Search code examples
phpasp.nethashsqlmembershipprovider

Reading ASP hashed password in PHP

I am working on a new PHP project that uses an exist database created for ASP.NET. I can't reach the ASP source code, so I don't know how the passwords are hashed.

All I need is a way to compare users logins from PHP to the stored password in database, so already existing users (and new ASP script registers) don't have to create two passwords for both scripts.

I know they've been hashed in sha1/base64 form, but researches led me to realize that ASP.NET uses either SqlMembershipProvider or membershipprovider that generates SALT, which is my problem I guess.

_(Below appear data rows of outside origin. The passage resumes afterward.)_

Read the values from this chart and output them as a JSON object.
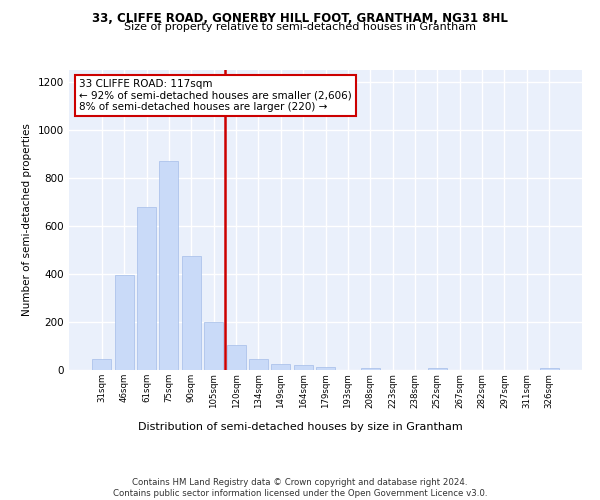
{
  "title1": "33, CLIFFE ROAD, GONERBY HILL FOOT, GRANTHAM, NG31 8HL",
  "title2": "Size of property relative to semi-detached houses in Grantham",
  "xlabel": "Distribution of semi-detached houses by size in Grantham",
  "ylabel": "Number of semi-detached properties",
  "categories": [
    "31sqm",
    "46sqm",
    "61sqm",
    "75sqm",
    "90sqm",
    "105sqm",
    "120sqm",
    "134sqm",
    "149sqm",
    "164sqm",
    "179sqm",
    "193sqm",
    "208sqm",
    "223sqm",
    "238sqm",
    "252sqm",
    "267sqm",
    "282sqm",
    "297sqm",
    "311sqm",
    "326sqm"
  ],
  "values": [
    45,
    395,
    680,
    870,
    475,
    200,
    105,
    45,
    25,
    20,
    12,
    0,
    10,
    0,
    0,
    10,
    0,
    0,
    0,
    0,
    10
  ],
  "bar_color": "#c9daf8",
  "bar_edge_color": "#a4bde8",
  "vline_color": "#cc0000",
  "annotation_text": "33 CLIFFE ROAD: 117sqm\n← 92% of semi-detached houses are smaller (2,606)\n8% of semi-detached houses are larger (220) →",
  "annotation_box_color": "#ffffff",
  "annotation_box_edge": "#cc0000",
  "footer": "Contains HM Land Registry data © Crown copyright and database right 2024.\nContains public sector information licensed under the Open Government Licence v3.0.",
  "ylim": [
    0,
    1250
  ],
  "yticks": [
    0,
    200,
    400,
    600,
    800,
    1000,
    1200
  ],
  "bg_color": "#eaf0fb",
  "grid_color": "#ffffff"
}
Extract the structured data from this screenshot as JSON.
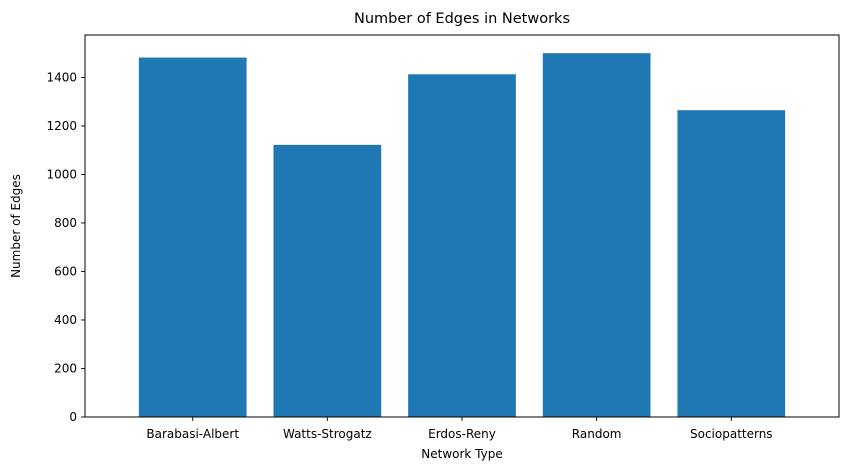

I need a way to make PHP verify the ASP hashed password.

UPDATE 1:

This is a hashed password from the database, for a test user: AHmLnE/qf1Jb9ABf6uIHEomuQCN8e0Xt8Bpl8Ty4fzdicsnut6nK/Rv/ZlfJDOK9Pg==

the password is 1234

UPDATE 2:

after trying @DeadSpace 's answer below, I ended up with this (not working):

<?php
include "SymmetricEncryption.php";

$hash = "AHmLnE/qf1Jb9ABf6uIHEomuQCN8e0Xt8Bpl8Ty4fzdicsnut6nK/Rv/ZlfJDOK9Pg=="; // password is : 1234

echo "Hashed: ".  $hash . "<br>";
$salt = substr(base64_decode($hash), 0, 16); 
//$salt = substr(base64_decode($hash), 1, 16); // C# = Buffer.BlockCopy(src, 1, dst, 0, 16);

$hasher = new SymmetricEncryption();

echo "Class test: ". base64_encode($salt. $hasher->encrypt('', '1234', $salt) ) . "<br>"; 



/***** another faield approach *****/


//Not working either :(

echo "another way: ". base64_encode($salt. pbkdf2('SHA1', '1234', $salt, 1000, 32, true)) ;

function pbkdf2($algorithm, $password, $salt, $count, $key_length, $raw_output = false)
{
    $algorithm = strtolower($algorithm);
    if(!in_array($algorithm, hash_algos(), true))
        trigger_error('PBKDF2 ERROR: Invalid hash algorithm.', E_USER_ERROR);
    if($count <= 0 || $key_length <= 0)
        trigger_error('PBKDF2 ERROR: Invalid parameters.', E_USER_ERROR);

    if (function_exists("hash_pbkdf2")) {
        // The output length is in NIBBLES (4-bits) if $raw_output is false!
        if (!$raw_output) {
            $key_length = $key_length * 2;
        }

        return hash_pbkdf2($algorithm, $password, $salt, $count, $key_length, $raw_output);
    }

    $hash_length = strlen(hash($algorithm, "", true));
    $block_count = ceil($key_length / $hash_length);

    $output = "";
    for($i = 1; $i <= $block_count; $i++) {
        // $i encoded as 4 bytes, big endian.
        $last = $salt . pack("N", $i);
        // first iteration
        $last = $xorsum = hash_hmac($algorithm, $last, $password, true);
        // perform the other $count - 1 iterations
        for ($j = 0; $j < $count; $j++) {
            $xorsum ^= ($last = hash_hmac($algorithm, $last, $password, true));
        }
        $output .= $xorsum;
    }

    if($raw_output)
        return substr($output, 0, $key_length);
    else
        return bin2hex(substr($output, 0, $key_length));
}

Output:

Hashed: AHmLnE/qf1Jb9ABf6uIHEomuQCN8e0Xt8Bpl8Ty4fzdicsnut6nK/Rv/ZlfJDOK9Pg==
Class test: AHmLnE/qf1Jb9ABf6uIHEmNZcjhUOFMxREhQOGQrTFMzb0VpL2c9PQ==
another way: AHmLnE/qf1Jb9ABf6uIHEp3Abm4NCdtNaQ/iXjxShfVK9SDoAiCfYJ7Pbz0UUnDZ
Solution

  • Well,

    None of the pbkdf2 functions around the world work for me, I always get the wrong hash. Rfc2898DeriveBytes results in php are different than asp/c#.

    So I thought, "The shortest distance between two points is a straight line".

    I ended up creating CLI in c# that accepts arguments and uses VerifyHashedPassword(string, string) function from PasswordHasher Class, then execute it in php with exec("some.exe $thehash $password", $output) function, and grab the $output.

    This way works like a charm, since I'm running php in windows.